Preoccupa il divario tra il Nord e il Sud del Paese

Al di là dell’esame in questione, però, il rapporto conferma come l’Italia sia divisa (almeno) in due, per quel che riguarda l’offerta e l’adesione alle campagne di screening oncologico. Entrambi i parametri fanno registrare infatti un gradiente da Nord a Sud del Paese, con divari superiori a venti punti percentuali. Segno che sì, i programmi organizzati riescono a attenuare le differenze di accesso ai servizi preventivi che spontaneamente si determinano. Ma dove il ricorso ai servizi sanitari è inferiore, gli screening oncologici sono meno diffusi. Nel caso specifico del Mezzogiorno, nel 2018, è calata l’estensione sia dello screening per il tumore del colon-retto sia di quello per il cancro della cervice uterina. «Probabilmente gioca un ruolo rilevante una diffusa sfiducia nella struttura pubblica - spiega Marco Zappa, che da poche settimane ha concluso il suo mandato alla guida dell’Osservatorio Nazionale Screening -. Anche quando questa si attiva, non riesce a convincere i propri assistiti. Per superare questa situazione, occorre investire sulla qualità del servizio e uniformando la comunicazione, per favorire un aumento dell'adesione».

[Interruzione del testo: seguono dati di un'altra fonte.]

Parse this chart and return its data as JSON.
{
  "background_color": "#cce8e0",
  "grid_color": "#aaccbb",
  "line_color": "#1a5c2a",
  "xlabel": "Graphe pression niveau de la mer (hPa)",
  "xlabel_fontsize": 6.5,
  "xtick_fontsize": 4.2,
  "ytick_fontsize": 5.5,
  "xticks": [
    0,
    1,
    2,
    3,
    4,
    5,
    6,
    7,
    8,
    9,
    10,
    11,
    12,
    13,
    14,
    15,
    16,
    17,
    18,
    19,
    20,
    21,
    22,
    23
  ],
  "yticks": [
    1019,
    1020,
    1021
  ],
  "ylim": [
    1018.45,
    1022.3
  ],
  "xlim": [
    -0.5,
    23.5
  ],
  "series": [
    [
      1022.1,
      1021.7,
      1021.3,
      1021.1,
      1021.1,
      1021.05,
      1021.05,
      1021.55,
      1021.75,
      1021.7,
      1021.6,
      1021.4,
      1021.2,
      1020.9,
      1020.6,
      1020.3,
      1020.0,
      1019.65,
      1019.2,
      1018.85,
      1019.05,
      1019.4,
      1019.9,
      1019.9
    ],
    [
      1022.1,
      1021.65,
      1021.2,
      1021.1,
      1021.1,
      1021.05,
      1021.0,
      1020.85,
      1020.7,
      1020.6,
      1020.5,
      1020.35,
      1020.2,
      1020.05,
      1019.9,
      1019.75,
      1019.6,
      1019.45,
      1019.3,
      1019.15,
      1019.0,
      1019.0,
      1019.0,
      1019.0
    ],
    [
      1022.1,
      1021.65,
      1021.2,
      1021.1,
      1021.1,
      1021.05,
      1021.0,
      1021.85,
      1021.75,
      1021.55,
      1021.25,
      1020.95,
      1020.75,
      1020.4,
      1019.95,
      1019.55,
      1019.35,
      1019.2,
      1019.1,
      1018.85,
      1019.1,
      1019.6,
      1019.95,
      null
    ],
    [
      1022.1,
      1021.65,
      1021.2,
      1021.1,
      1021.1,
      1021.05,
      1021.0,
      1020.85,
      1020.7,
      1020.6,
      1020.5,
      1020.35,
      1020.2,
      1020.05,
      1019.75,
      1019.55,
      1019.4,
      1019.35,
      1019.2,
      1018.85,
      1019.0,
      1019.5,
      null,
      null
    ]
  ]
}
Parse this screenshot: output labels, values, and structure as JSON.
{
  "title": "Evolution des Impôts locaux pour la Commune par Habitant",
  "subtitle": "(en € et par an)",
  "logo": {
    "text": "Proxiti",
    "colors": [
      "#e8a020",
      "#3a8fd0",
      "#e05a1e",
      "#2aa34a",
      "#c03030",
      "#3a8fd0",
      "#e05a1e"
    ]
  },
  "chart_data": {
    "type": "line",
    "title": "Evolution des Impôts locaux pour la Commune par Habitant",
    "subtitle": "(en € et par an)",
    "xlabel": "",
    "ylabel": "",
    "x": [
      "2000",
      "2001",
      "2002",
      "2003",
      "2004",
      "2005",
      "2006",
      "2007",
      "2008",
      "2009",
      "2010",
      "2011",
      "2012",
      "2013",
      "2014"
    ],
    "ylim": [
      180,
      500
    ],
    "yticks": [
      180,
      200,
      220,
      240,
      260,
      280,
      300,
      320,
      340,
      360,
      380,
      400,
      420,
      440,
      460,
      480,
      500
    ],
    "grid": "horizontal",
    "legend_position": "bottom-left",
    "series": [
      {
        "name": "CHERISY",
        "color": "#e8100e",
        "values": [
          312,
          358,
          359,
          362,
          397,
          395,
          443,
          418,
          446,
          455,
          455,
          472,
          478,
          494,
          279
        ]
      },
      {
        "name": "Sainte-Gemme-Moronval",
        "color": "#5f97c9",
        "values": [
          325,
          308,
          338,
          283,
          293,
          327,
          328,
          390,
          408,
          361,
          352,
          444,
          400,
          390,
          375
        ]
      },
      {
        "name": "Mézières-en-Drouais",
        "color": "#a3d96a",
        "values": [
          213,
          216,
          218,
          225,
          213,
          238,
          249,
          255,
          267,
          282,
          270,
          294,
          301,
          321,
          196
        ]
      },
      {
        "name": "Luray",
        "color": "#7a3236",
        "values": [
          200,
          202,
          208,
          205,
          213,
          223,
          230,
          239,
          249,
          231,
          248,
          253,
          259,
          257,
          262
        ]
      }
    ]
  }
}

L’impatto del Covid sugli screening oncologici

Il rapporto è uscito con qualche settimana di ritardo anche per via della pandemia di Covid-19 che ne ha rallentato la stesura. Al di là questo, però, a colpire è la netta cesura tra le riflessioni contenute in questo documento e quello che è stato l’impatto dell’emergenza sanitaria sulla diagnostica oncologica di popolazione. Nei primi cinque mesi dell’anno, infatti, sono stati effettuati oltre un milione di esami in meno rispetto allo stesso periodo del 2019, per un potenziale incremento delle diagnosi di cancro prossimo alle cinquemila unità. A tracciare la stima è stato sempre l’Osservatorio Nazionale Screening, in un altro rapporto che ha quantificato i ritardi accumulati nella diagnosi oncologica di popolazione nei primi mesi del 2020. Il «black-out» ha determinato conseguenze preoccupanti. A «sfuggire» potrebbero essere state infatti oltre duemila diagnosi di tumore al seno, quasi 1.700 alla cervice uterina e poco più di 600 cancri del colon-retto. Lo scenario diverrà più chiaro nei prossimi mesi, ma nel frattempo gli epidemiologi invitano ad abbassare la testa e a pedalare, per recuperare il tempo perduto.